After several years of nobody knowing what had happened to Jimmy Fairbairn he suddenly resurfaced in the local papers a few years ago. The renewed interest in him had prompted former acquaintances to go out of their way to find out what had happened in the missing years. By all accounts after the whole drug thing had fallen apart for us Jimmy had continued the habit, getting seriously screwed up on heroin, and after a prolonged addiction he finally went into rehab. In true Jimmy Fairbairn style though, when he got out and back on the streets he was given council accommodation and almost immediately turned its bathroom into a still. It was the widespread circulation of the almost pure alcohol that had prompted the police to raid the apartment and find the illegal brewing apparatus, thereby putting Jimmy's name in the papers.
The intellectual thinking Screwball never settled into any traditional form of employment, preferring to exercise his over active brain on fruitless academic ventures instead. For years he studied at home broken only by regular excessive drinking binges that left him with more enemies than friends. He was a person of extremes and in the year two thousand and four he drank himself to death leaving three masters degrees with honours as his only legacy.
Mr Wha still lives with his wife Jess and both are unemployed. In latter years he'd taking to smoking hashish as his primary form of relaxation. Being one of the mildest drugs it's ironic that it is the one that stays in the system for the longest. In his previous job on the railways there were random dope tests to ensure that there were no unnecessary shortcomings where performance was concerned, so when the opportunity of voluntary redundancy arose he took it, ensuring that when he left the company at least he had some compensation. Lazy Shit Anywhere Man has not been seen for nearly forty years. If you see his trade mark let me know. Well, I have no real interest in his trademark but he's gotta be somewhere.

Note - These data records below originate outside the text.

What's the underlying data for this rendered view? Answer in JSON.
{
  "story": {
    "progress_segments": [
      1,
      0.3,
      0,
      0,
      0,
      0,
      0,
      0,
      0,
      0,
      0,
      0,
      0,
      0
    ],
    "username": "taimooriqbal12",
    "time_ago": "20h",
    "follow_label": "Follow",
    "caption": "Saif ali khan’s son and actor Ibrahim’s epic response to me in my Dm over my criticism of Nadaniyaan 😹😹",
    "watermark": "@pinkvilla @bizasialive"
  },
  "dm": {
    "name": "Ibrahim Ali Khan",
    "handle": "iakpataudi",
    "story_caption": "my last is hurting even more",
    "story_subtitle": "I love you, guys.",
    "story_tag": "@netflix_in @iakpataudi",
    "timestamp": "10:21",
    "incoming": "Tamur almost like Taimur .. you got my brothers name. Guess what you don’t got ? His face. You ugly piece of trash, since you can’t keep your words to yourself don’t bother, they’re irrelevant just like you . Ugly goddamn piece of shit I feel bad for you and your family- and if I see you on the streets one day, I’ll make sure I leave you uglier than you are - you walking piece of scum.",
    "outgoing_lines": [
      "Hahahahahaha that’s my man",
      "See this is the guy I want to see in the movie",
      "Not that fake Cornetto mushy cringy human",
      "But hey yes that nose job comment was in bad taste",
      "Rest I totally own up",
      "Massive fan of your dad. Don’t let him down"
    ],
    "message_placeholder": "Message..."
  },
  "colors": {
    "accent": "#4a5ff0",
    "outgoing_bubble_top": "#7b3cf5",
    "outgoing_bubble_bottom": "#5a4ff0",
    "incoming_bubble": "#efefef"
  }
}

Jimmy's sidekick Mob who we all thought didn't have another friend in the world turned out to be the biggest dark horse of all. When he was gallivanting around the pubs with us in Newport some thirty odd years before he had several girlfriends on the go at the same time and had already fathered three children at the age of twenty. And there were the rest of us thinking that he was an innocent naive virgin. In the subsequent years the child count has risen to eight over five different mothers of whom two he had married.
Hornpipe recently suffered a heart attack but is doing fine. I'm sure there's still a draw full of photos and head full of rediscovered memories waiting for the next time we meet so take care my friend.
Screaming Lord Sutch was the first politician to propose passports for pets. They are now law in the UK should any animal be required to travel to another country. Being a manic depressive Sutch committed suicide by hanging himself in 1999 after standing for election over forty times.
Carla? I don't have to ask or say anything. If you've read this far you know her story and if she's read this she knows what to do.
Magdalene? I'm speechless! And what better way to end than having nothing more to say?